When I see a sign that says "service theft deterrent system" I load another handgun!


----------



## jjducky (Oct 22, 2013)

Its the BCM. Thats why its ramdom.

Sent from AutoGuide.com Free App


----------



## iTz SADISTIK (Apr 6, 2014)

^^^^^ Everything above, take it to the dealer. This is what a warranty is for.


----------



## Eddy Cruze (Jan 10, 2014)

spacedout said:


> I had the free trial of onstar set up with my car but never used it. I have put thousands of miles on the car since and do not worry if they monitor my driving style or where I shop/buy gas or when I change my oil.
> 
> Onstar doesn't interest me but if I was going to take my car on a trip now with more than 50K on the clock, I would be more worried I need some extra roadside assistance. Sure the powertrain warranty already covers me and AAA is cheaper but its not as easy as having it at a button press on the mirror.

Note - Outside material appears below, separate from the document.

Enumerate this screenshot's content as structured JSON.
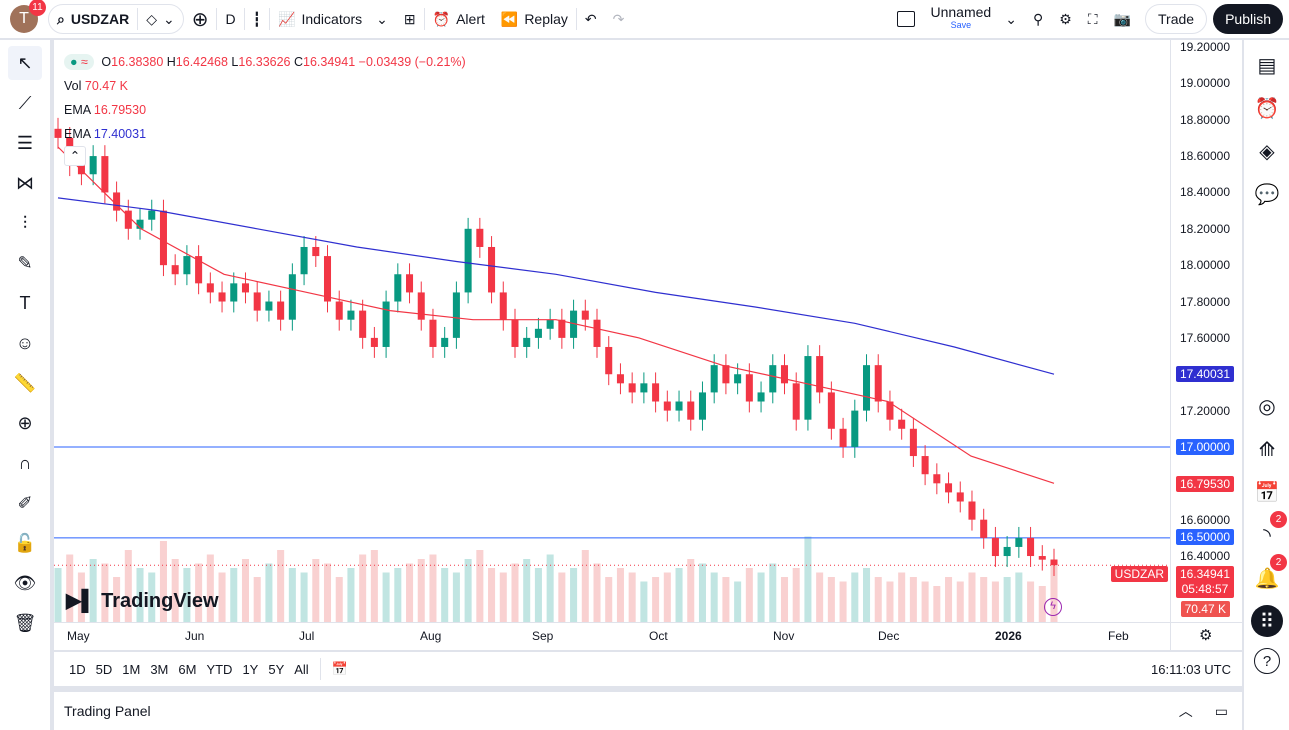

 What do they actually do for that $15 or $25 a month? The AAA Plus service or the AARP Premier plan offers great non dealer towing peace of mind at a lower price but you have to press your own buttons! I have two different G.M. numbers to call as well, one to GMPP. Keeping in mind the GMPP policy which also offers generous towing and trip interruption service runs concurrently with the GM Warranty I am covered by 3 providers!


----------



## Chevy Customer Care (Oct 29, 2011)

Hi ColbyC,

I'm very sorry to hear of the difficulties that you have been experiencing. I understand that you have taken your vehicle to the dealership in order to resolve your concern. If you would like, we can contact another dealer in your area for a second opinion. Please send us a private message with your full contact information, VIN, current mileage, and dealership name if we can be of any extra assistance. We will be happy to help!

Kristen A.
Chevrolet Customer Care


----------



## ColbyC (Apr 16, 2014)

hificruzer226 said:


> No its an electronic device installed in your car that could have gone bad that could be causing it. My answer to you is simple take it to the dealer. There bcm connector issues known on some of our cruzes not saying that it but just go to the dealer and have them fix it instead of a bunch of people on here (like me) guessing whats wrong.


I have gone to the dealer.. They hooked it up to the obd2 and did a reset. It still is doing the same thing though. The dealer sucks by my work. I guess I will have to drive to another one and see what they say. It works perfect, So they will probably just say leave it with us and see if it does it while its with them for a couple days.


----------



## obermd (Mar 3, 2012)

Let Kristen (Chevy Customer Care) know which dealer you're going to and when the appointment will be. Most dealerships, if they know Chevy is watching, are much more willing to call Chevy for assistance if they can't find the problem.


----------